For those of us that are fortunate enough not to be lonely it is perhaps timely for us to remember those that are. These people live in Oughterard and throughout Connemara, and don’t stop there, they are everywhere and in every corner of this beautiful planet. They have no significant other in their lives because of feckless children, bereavement, depression, or were on a path where they never got around to having a partner in their lives because of shyness or believing that someone was going to get a share in their land. In the end the lonely persons were to be the only ones on that patch of green, a single person living a life now of regret.

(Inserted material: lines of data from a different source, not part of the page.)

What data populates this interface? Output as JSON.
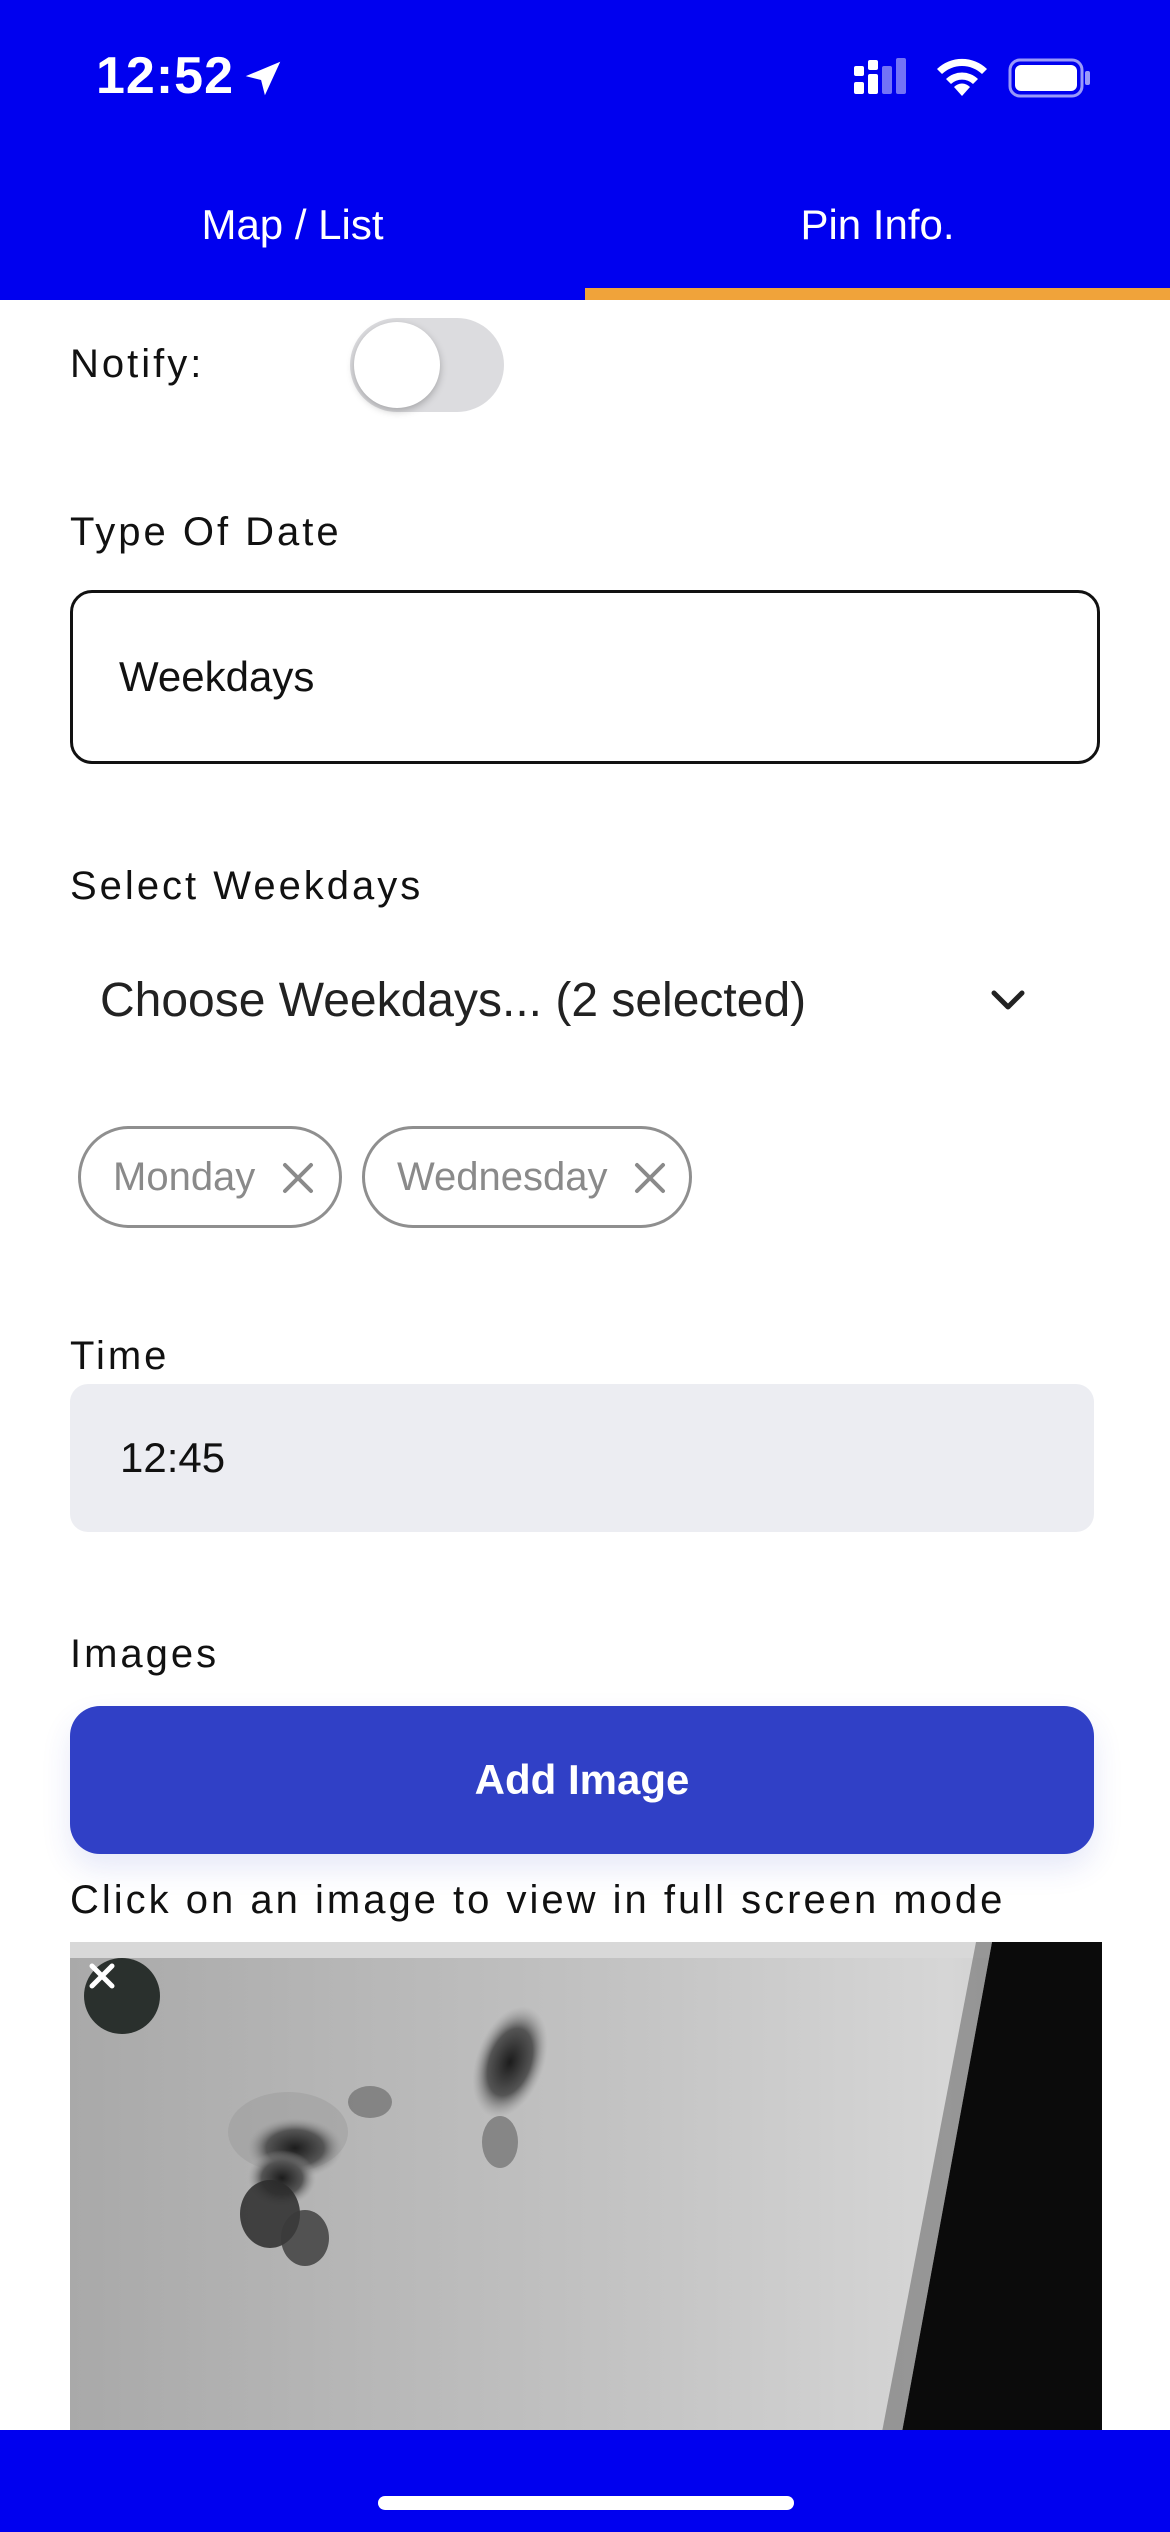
{
  "status_bar": {
    "time": "12:52",
    "icons": [
      "location-arrow-icon",
      "cellular-signal-icon",
      "wifi-icon",
      "battery-icon"
    ]
  },
  "tabs": [
    {
      "label": "Map / List",
      "active": false
    },
    {
      "label": "Pin Info.",
      "active": true
    }
  ],
  "form": {
    "notify_label": "Notify:",
    "notify_on": false,
    "date_type_label": "Type Of Date",
    "date_type_value": "Weekdays",
    "weekdays_label": "Select Weekdays",
    "weekdays_select_text": "Choose Weekdays... (2 selected)",
    "selected_weekdays": [
      "Monday",
      "Wednesday"
    ],
    "time_label": "Time",
    "time_value": "12:45",
    "images_label": "Images",
    "add_image_label": "Add Image",
    "images_hint": "Click on an image to view in full screen mode"
  },
  "colors": {
    "header_bg": "#0000ef",
    "tab_indicator": "#f0a33a",
    "add_button": "#3040c6",
    "time_field_bg": "#ecedf2"
  }
}
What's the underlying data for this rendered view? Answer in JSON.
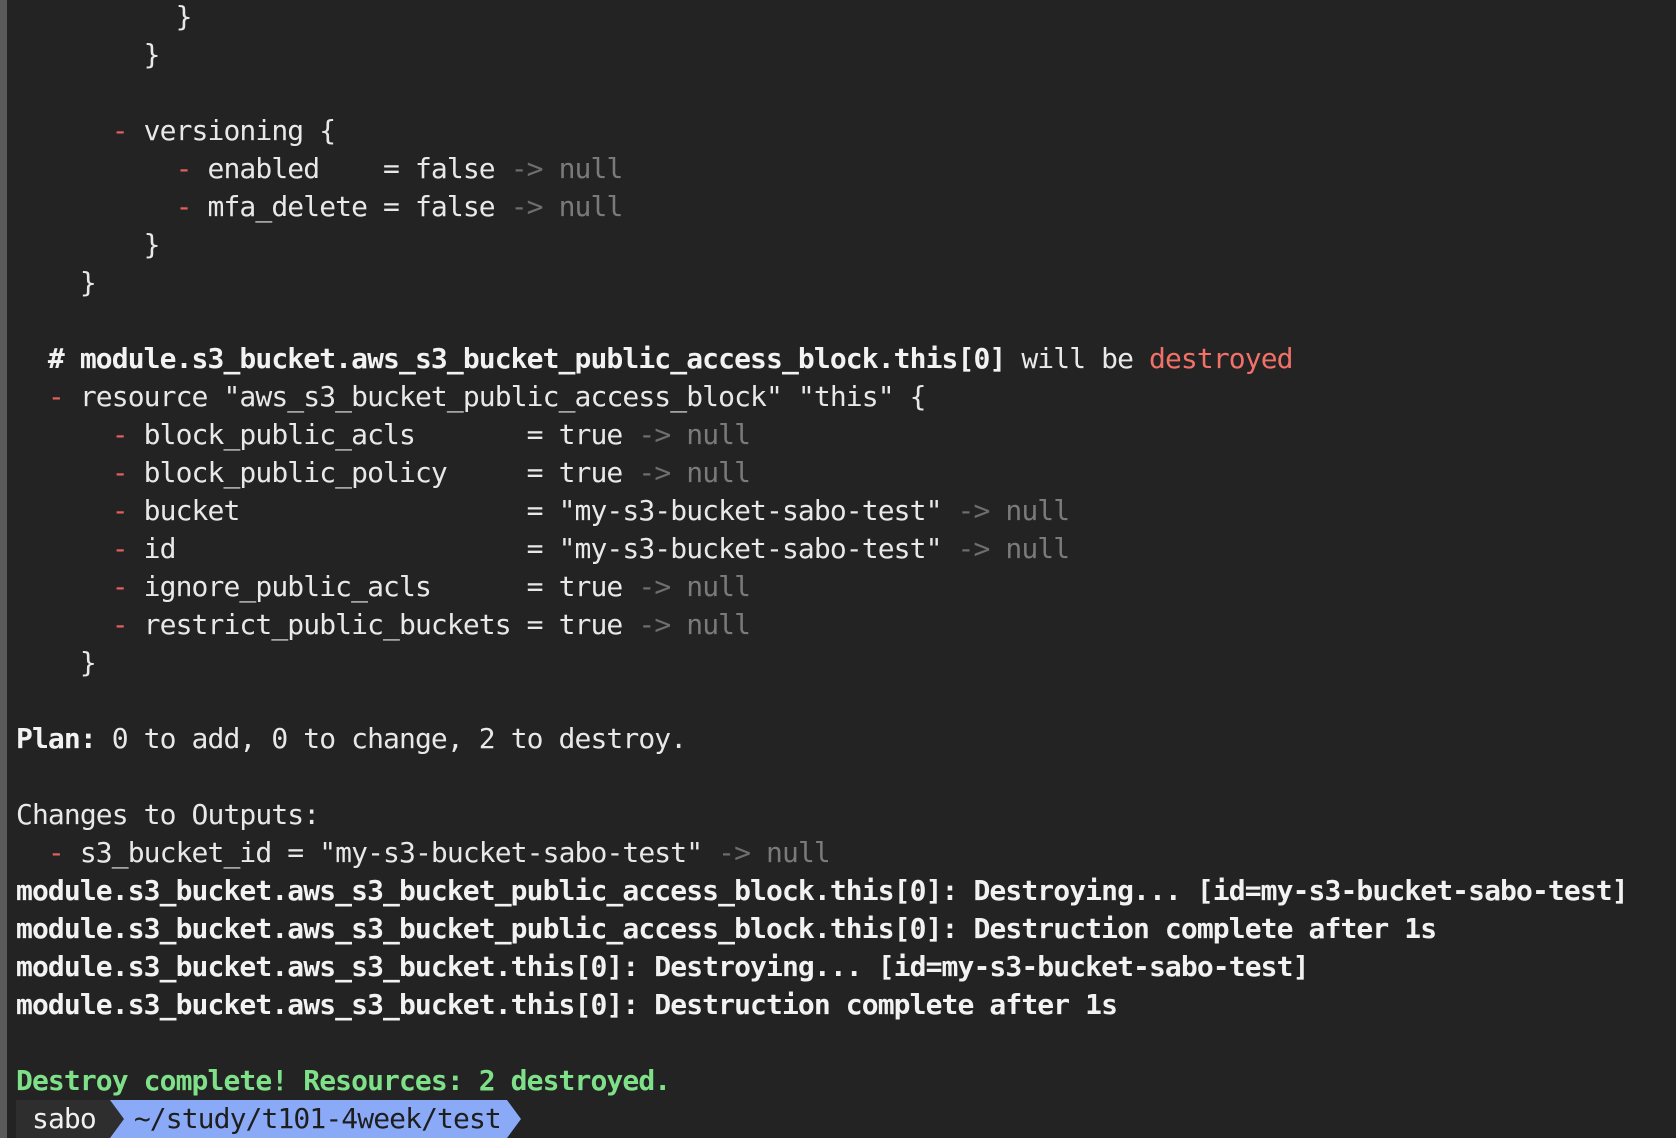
{
  "terminal": {
    "lines": [
      {
        "indent": "          ",
        "parts": [
          {
            "t": "}",
            "c": ""
          }
        ]
      },
      {
        "indent": "        ",
        "parts": [
          {
            "t": "}",
            "c": ""
          }
        ]
      },
      {
        "indent": "",
        "parts": []
      },
      {
        "indent": "      ",
        "parts": [
          {
            "t": "- ",
            "c": "minus"
          },
          {
            "t": "versioning {",
            "c": ""
          }
        ]
      },
      {
        "indent": "          ",
        "parts": [
          {
            "t": "- ",
            "c": "minus"
          },
          {
            "t": "enabled    = false ",
            "c": ""
          },
          {
            "t": "-> ",
            "c": "arrow"
          },
          {
            "t": "null",
            "c": "null"
          }
        ]
      },
      {
        "indent": "          ",
        "parts": [
          {
            "t": "- ",
            "c": "minus"
          },
          {
            "t": "mfa_delete = false ",
            "c": ""
          },
          {
            "t": "-> ",
            "c": "arrow"
          },
          {
            "t": "null",
            "c": "null"
          }
        ]
      },
      {
        "indent": "        ",
        "parts": [
          {
            "t": "}",
            "c": ""
          }
        ]
      },
      {
        "indent": "    ",
        "parts": [
          {
            "t": "}",
            "c": ""
          }
        ]
      },
      {
        "indent": "",
        "parts": []
      },
      {
        "indent": "  ",
        "parts": [
          {
            "t": "# module.s3_bucket.aws_s3_bucket_public_access_block.this[0]",
            "c": "bold"
          },
          {
            "t": " will be ",
            "c": ""
          },
          {
            "t": "destroyed",
            "c": "red"
          }
        ]
      },
      {
        "indent": "  ",
        "parts": [
          {
            "t": "- ",
            "c": "minus"
          },
          {
            "t": "resource \"aws_s3_bucket_public_access_block\" \"this\" {",
            "c": ""
          }
        ]
      },
      {
        "indent": "      ",
        "parts": [
          {
            "t": "- ",
            "c": "minus"
          },
          {
            "t": "block_public_acls       = true ",
            "c": ""
          },
          {
            "t": "-> ",
            "c": "arrow"
          },
          {
            "t": "null",
            "c": "null"
          }
        ]
      },
      {
        "indent": "      ",
        "parts": [
          {
            "t": "- ",
            "c": "minus"
          },
          {
            "t": "block_public_policy     = true ",
            "c": ""
          },
          {
            "t": "-> ",
            "c": "arrow"
          },
          {
            "t": "null",
            "c": "null"
          }
        ]
      },
      {
        "indent": "      ",
        "parts": [
          {
            "t": "- ",
            "c": "minus"
          },
          {
            "t": "bucket                  = \"my-s3-bucket-sabo-test\" ",
            "c": ""
          },
          {
            "t": "-> ",
            "c": "arrow"
          },
          {
            "t": "null",
            "c": "null"
          }
        ]
      },
      {
        "indent": "      ",
        "parts": [
          {
            "t": "- ",
            "c": "minus"
          },
          {
            "t": "id                      = \"my-s3-bucket-sabo-test\" ",
            "c": ""
          },
          {
            "t": "-> ",
            "c": "arrow"
          },
          {
            "t": "null",
            "c": "null"
          }
        ]
      },
      {
        "indent": "      ",
        "parts": [
          {
            "t": "- ",
            "c": "minus"
          },
          {
            "t": "ignore_public_acls      = true ",
            "c": ""
          },
          {
            "t": "-> ",
            "c": "arrow"
          },
          {
            "t": "null",
            "c": "null"
          }
        ]
      },
      {
        "indent": "      ",
        "parts": [
          {
            "t": "- ",
            "c": "minus"
          },
          {
            "t": "restrict_public_buckets = true ",
            "c": ""
          },
          {
            "t": "-> ",
            "c": "arrow"
          },
          {
            "t": "null",
            "c": "null"
          }
        ]
      },
      {
        "indent": "    ",
        "parts": [
          {
            "t": "}",
            "c": ""
          }
        ]
      },
      {
        "indent": "",
        "parts": []
      },
      {
        "indent": "",
        "parts": [
          {
            "t": "Plan:",
            "c": "bold"
          },
          {
            "t": " 0 to add, 0 to change, 2 to destroy.",
            "c": ""
          }
        ]
      },
      {
        "indent": "",
        "parts": []
      },
      {
        "indent": "",
        "parts": [
          {
            "t": "Changes to Outputs:",
            "c": ""
          }
        ]
      },
      {
        "indent": "  ",
        "parts": [
          {
            "t": "- ",
            "c": "minus"
          },
          {
            "t": "s3_bucket_id = \"my-s3-bucket-sabo-test\" ",
            "c": ""
          },
          {
            "t": "-> ",
            "c": "arrow"
          },
          {
            "t": "null",
            "c": "null"
          }
        ]
      },
      {
        "indent": "",
        "parts": [
          {
            "t": "module.s3_bucket.aws_s3_bucket_public_access_block.this[0]: Destroying... [id=my-s3-bucket-sabo-test]",
            "c": "bold"
          }
        ]
      },
      {
        "indent": "",
        "parts": [
          {
            "t": "module.s3_bucket.aws_s3_bucket_public_access_block.this[0]: Destruction complete after 1s",
            "c": "bold"
          }
        ]
      },
      {
        "indent": "",
        "parts": [
          {
            "t": "module.s3_bucket.aws_s3_bucket.this[0]: Destroying... [id=my-s3-bucket-sabo-test]",
            "c": "bold"
          }
        ]
      },
      {
        "indent": "",
        "parts": [
          {
            "t": "module.s3_bucket.aws_s3_bucket.this[0]: Destruction complete after 1s",
            "c": "bold"
          }
        ]
      },
      {
        "indent": "",
        "parts": []
      },
      {
        "indent": "",
        "parts": [
          {
            "t": "Destroy complete! Resources: 2 destroyed.",
            "c": "green"
          }
        ]
      }
    ]
  },
  "prompt": {
    "user": "sabo",
    "path": "~/study/t101-4week/test"
  },
  "colors": {
    "background": "#232323",
    "minus": "#e5605c",
    "destroyed": "#f07168",
    "success": "#7fe08a",
    "prompt_path_bg": "#8aaaf7"
  }
}
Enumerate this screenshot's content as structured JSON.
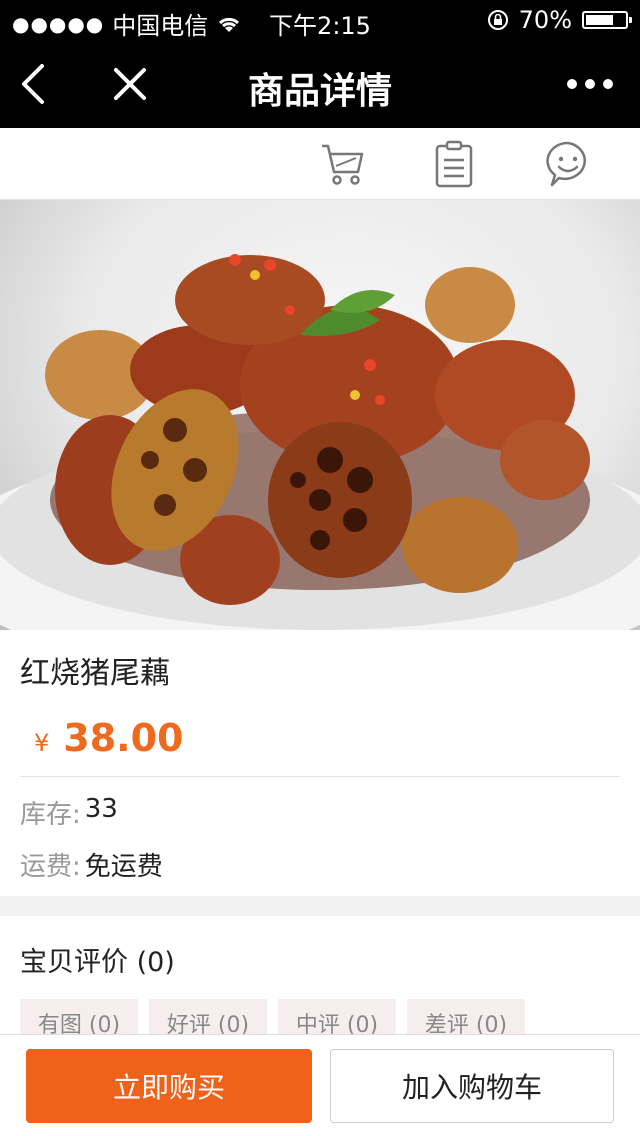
{
  "status_bar": {
    "carrier": "中国电信",
    "time": "下午2:15",
    "battery": "70%",
    "battery_level": 0.7
  },
  "nav": {
    "title": "商品详情"
  },
  "toolbar": {
    "icons": [
      "cart-icon",
      "clipboard-icon",
      "smiley-icon"
    ]
  },
  "product": {
    "name": "红烧猪尾藕",
    "currency": "¥",
    "price": "38.00",
    "stock_label": "库存:",
    "stock_value": "33",
    "shipping_label": "运费:",
    "shipping_value": "免运费"
  },
  "reviews": {
    "heading": "宝贝评价 (0)",
    "tags": [
      "有图 (0)",
      "好评 (0)",
      "中评 (0)",
      "差评 (0)"
    ]
  },
  "actions": {
    "buy_now": "立即购买",
    "add_to_cart": "加入购物车"
  },
  "colors": {
    "accent": "#f0611a",
    "price": "#ef6a1c"
  }
}
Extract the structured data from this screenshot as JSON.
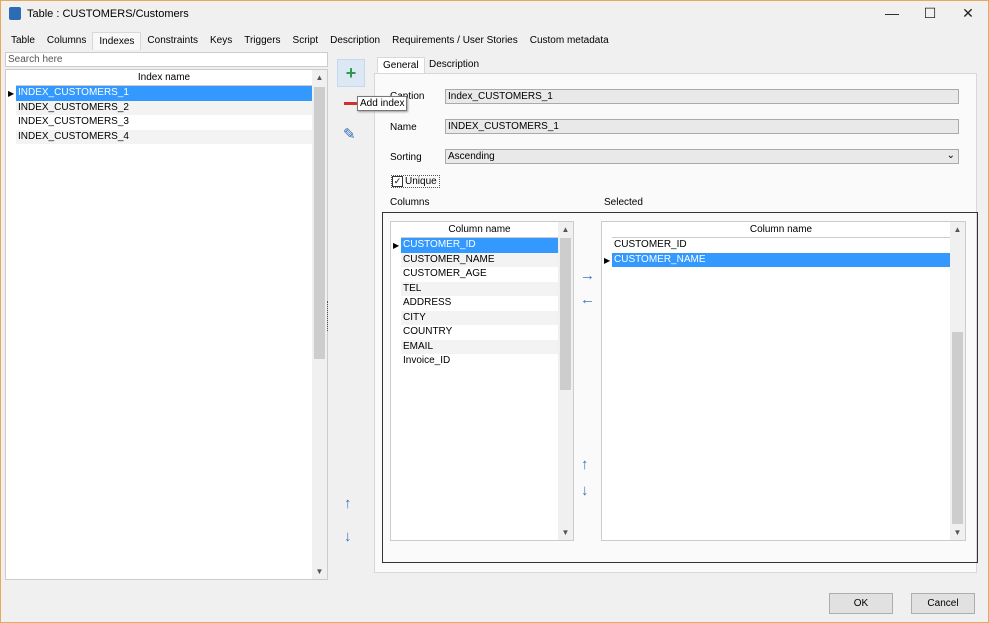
{
  "window": {
    "title": "Table : CUSTOMERS/Customers"
  },
  "tabs": [
    "Table",
    "Columns",
    "Indexes",
    "Constraints",
    "Keys",
    "Triggers",
    "Script",
    "Description",
    "Requirements / User Stories",
    "Custom metadata"
  ],
  "active_tab": "Indexes",
  "search": {
    "placeholder": "Search here"
  },
  "index_grid": {
    "header": "Index name",
    "rows": [
      "INDEX_CUSTOMERS_1",
      "INDEX_CUSTOMERS_2",
      "INDEX_CUSTOMERS_3",
      "INDEX_CUSTOMERS_4"
    ],
    "selected": 0
  },
  "tooltip": "Add index",
  "inner_tabs": [
    "General",
    "Description"
  ],
  "form": {
    "caption_label": "Caption",
    "caption_value": "Index_CUSTOMERS_1",
    "name_label": "Name",
    "name_value": "INDEX_CUSTOMERS_1",
    "sorting_label": "Sorting",
    "sorting_value": "Ascending",
    "unique_label": "Unique",
    "unique_checked": true
  },
  "columns": {
    "label": "Columns",
    "header": "Column name",
    "rows": [
      "CUSTOMER_ID",
      "CUSTOMER_NAME",
      "CUSTOMER_AGE",
      "TEL",
      "ADDRESS",
      "CITY",
      "COUNTRY",
      "EMAIL",
      "Invoice_ID"
    ],
    "selected": 0
  },
  "selected": {
    "label": "Selected",
    "header": "Column name",
    "rows": [
      "CUSTOMER_ID",
      "CUSTOMER_NAME"
    ],
    "selected": 1
  },
  "buttons": {
    "ok": "OK",
    "cancel": "Cancel"
  }
}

There are a myriad of other reasons why this is so as well and scribes have spoken about it for centuries and will continue to do so as I do now. To be truly lonely can be comparable to the loneliness of a polar bear adrift in a vast soulless ocean where it is only him or her alone and always will be.  


It can be destroying in any countryside even more so for any person who is without the benefit or the distraction of a busy city life, and where the beautiful scenery is just not enough anymore; it can also lead to early illness and an earlier death. You may have noticed these almost forgotten people from time to time where ‘All the lonely people where do they all come from’ was so poignantly observed in the Beatle’s song Eleanor Rigby. They are all hidden in plain sight.

Sometimes you might notice them in the check out line of a supermarket, complaining enough just to make conversation. It is often the curmudgeon at the bar giving harsh voice about the young or how it was better in their day. What they are really hoping for, awkwardly so, is the wish that they are interesting enough to you that you will hang around long enough to at least listen a while and see beyond the fact that they talk just a little too much.

It is sometimes supposed that they seem to drink too much when is in fact the only company or friend that they have, as long as they can afford it. What can anyone, other that observe that loneliness is more than a state of mind, do about it? A lot.

If we just take one and preferably two hours a week to visit a person on their own, it will not make a whole lot of difference to our week but mean everything to who you choose to visit. It is as simple as that. You won’t have to try too hard to find out where they are. Even just a few phone calls every week to a person that feels they don't even exist anymore takes a lot less effort and time. For the person on their own to be relevant is to breathe itself and encourages the wish to continue to do so.

If you don't have a lonely person in your life perhaps it is time to find at least one. The local community centre is a good place too start, or the local retirement home, or ask a friend do they know somebody that needs somebody.  Someone always does.